The John Bates Clark Medal is considered by many in the profession as the “most important” award aside from the Nobel Prize, according to Alan Auerbach, chair of the campus’s department of economics. Each year in April, the American Economic Association, or AEA, awards the medal to an American economist under the age of 40 who has made the “most significant contribution to economics thought and knowledge,” according the AEA’s website.
Nakamura said she recalled feeling “a little bit blown away” when she heard that she had won the award. She said she has been recently focused on discovering new sources of data for studying monetary and fiscal policy. According to Nakamura, macroeconomists have historically drawn on traditional aggregated data sources such as the gross domestic product and the consumer price index, or CPI.
“That’s what’s distinctly innovative about the work — it’s helped broaden the set of data sources and set of empirical methods,” said Jón Steinsson, chancellor’s professor of economics and co-author on much of her work.
For example, when researching price changes, Nakamura said she discovered files at the U.S. Bureau of Labor Statistics that included data dating back to the 1970s — a period of relatively high inflation. According to Nakamura, looking at individual price data underlying the CPI has allowed her to test theories of inflation in ways that she could not using the aggregate data alone.
Nakamura is the third faculty member within the campus’s economics department to win this award. Auerbach noted that although Nakamura only became a faculty member last summer, she has already made important contributions in areas of macroeconomics through “careful, innovative” analysis of lower-level data rather than data from the national level.
“People in the profession already knew that she’s an exceptional economist,” Auerbach said. “(The award) is an important signal by the profession of the importance of her work.”

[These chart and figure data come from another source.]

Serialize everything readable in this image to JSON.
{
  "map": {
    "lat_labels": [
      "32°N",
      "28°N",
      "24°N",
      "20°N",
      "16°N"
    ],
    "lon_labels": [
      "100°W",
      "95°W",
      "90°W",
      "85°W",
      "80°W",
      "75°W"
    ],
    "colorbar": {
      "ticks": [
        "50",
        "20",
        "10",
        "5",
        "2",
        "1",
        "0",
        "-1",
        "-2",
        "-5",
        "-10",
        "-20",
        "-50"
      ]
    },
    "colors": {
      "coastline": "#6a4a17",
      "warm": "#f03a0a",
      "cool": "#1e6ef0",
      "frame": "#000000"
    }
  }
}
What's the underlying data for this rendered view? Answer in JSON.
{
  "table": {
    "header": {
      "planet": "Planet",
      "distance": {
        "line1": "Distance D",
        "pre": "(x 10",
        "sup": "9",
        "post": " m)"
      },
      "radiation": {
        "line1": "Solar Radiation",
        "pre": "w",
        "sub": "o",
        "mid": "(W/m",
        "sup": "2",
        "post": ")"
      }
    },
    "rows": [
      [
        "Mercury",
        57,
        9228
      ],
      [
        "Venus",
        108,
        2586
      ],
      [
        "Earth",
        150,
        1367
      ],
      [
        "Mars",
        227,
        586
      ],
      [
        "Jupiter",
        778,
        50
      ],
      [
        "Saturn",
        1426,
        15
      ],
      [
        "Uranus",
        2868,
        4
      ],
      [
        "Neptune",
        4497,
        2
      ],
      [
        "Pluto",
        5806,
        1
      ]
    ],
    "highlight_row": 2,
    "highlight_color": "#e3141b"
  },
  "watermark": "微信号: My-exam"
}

Vice Provost for the Faculty and economics professor Benjamin Hermalin cited the “great importance” of Nakamura’s work on price setting, monetary policy and fiscal policy, which he added has provided some of the “most convincing analysis to date” on how fiscal policy affects the economy.
According to Nakamura, she uses “natural experiments” to study fiscal policy, as it’s generally “not possible” for macroeconomists to carry out randomized controlled experiments. Nakamura and Steinsson used national military buildups and drawdowns as a natural experiment to study the effects of fiscal stimulus, as different states are exposed in different ways to national military spending.
“The Clark medal is given to someone who has made major and significant — field-changing — impacts on the field of economics,” Hermalin said in an email. “Emi has done that.”